By the time Farabee smashed a two-run, two-out double in the bottom of the sixth inning off relief pitcher Evan Richel, the game was a 5-5 tie.
Farabee took over pitching duties in the seventh after Ryan Nadeau had gone 4 2/3 innings of relief, caused by sophomore starter David Verrett’s early ouster.
But Will Randall greeted Farabee with a leadoff double, and then dashed to third base on a passed ball. With BeVard at the plate, the question was whether Farabee would pitch with caution, or challenge BeVard to get a strikeout or, at worst, surrender a single run to prevent more damage.
The answer came when Farabee’s pitch hung in the strike zone and BeVard crushed it, nearly 400 feet beyond the right center-field wall. This two-run shot put WG back in front.

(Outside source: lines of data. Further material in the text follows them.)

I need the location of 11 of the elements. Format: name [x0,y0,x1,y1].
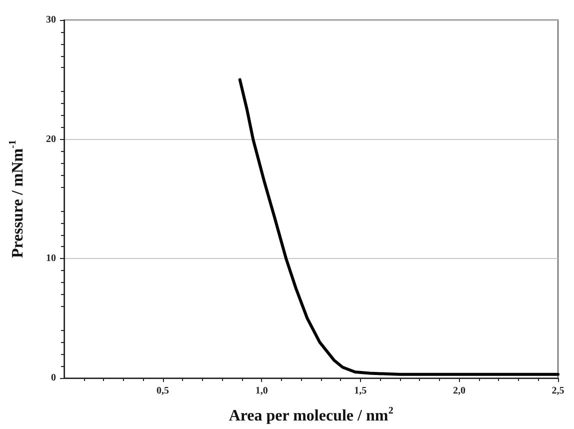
y-axis-title: Pressure / mNm-1 [8,140,26,258]
x-tick-label: 2,5 [552,386,564,396]
line-series [238,78,560,376]
x-tick-label: 0,5 [156,386,170,396]
x-tick-label: 2,0 [452,386,466,396]
y-tick-label: 20 [46,134,56,145]
y-tick-label: 30 [46,14,56,26]
x-tick-label: 1,0 [255,386,268,396]
y-tick-label: 0 [51,372,56,384]
y-tick-label: 10 [46,253,56,264]
x-tick-label: 1,5 [354,386,367,396]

To stay there, though, the Wildcats needed relief pitcher Sean McConnell to get the final outs. He did, getting Anthony Spataro to take a called third strike that sealed the Wildcats’ victory.
WG had gained that 4-0 lead through scoring twice in each of the first two innings. Meanwhile, pitcher Seamus Barry was effective through most of his five-inning mound stint. WG was efficient at the plate, too, managing a run in the fourth despite facing just five pitches in five at-bats, which led to a single, sacrifice bunt, foul popout, RBI single (by Randall) and groundout.
Still, Barry tired in the fifth, C-NS cutting the deficit to 5-3 on Theetge’s RBI double, and would tie things up before BeVard and McConnell turned the final outcome against the Northstars.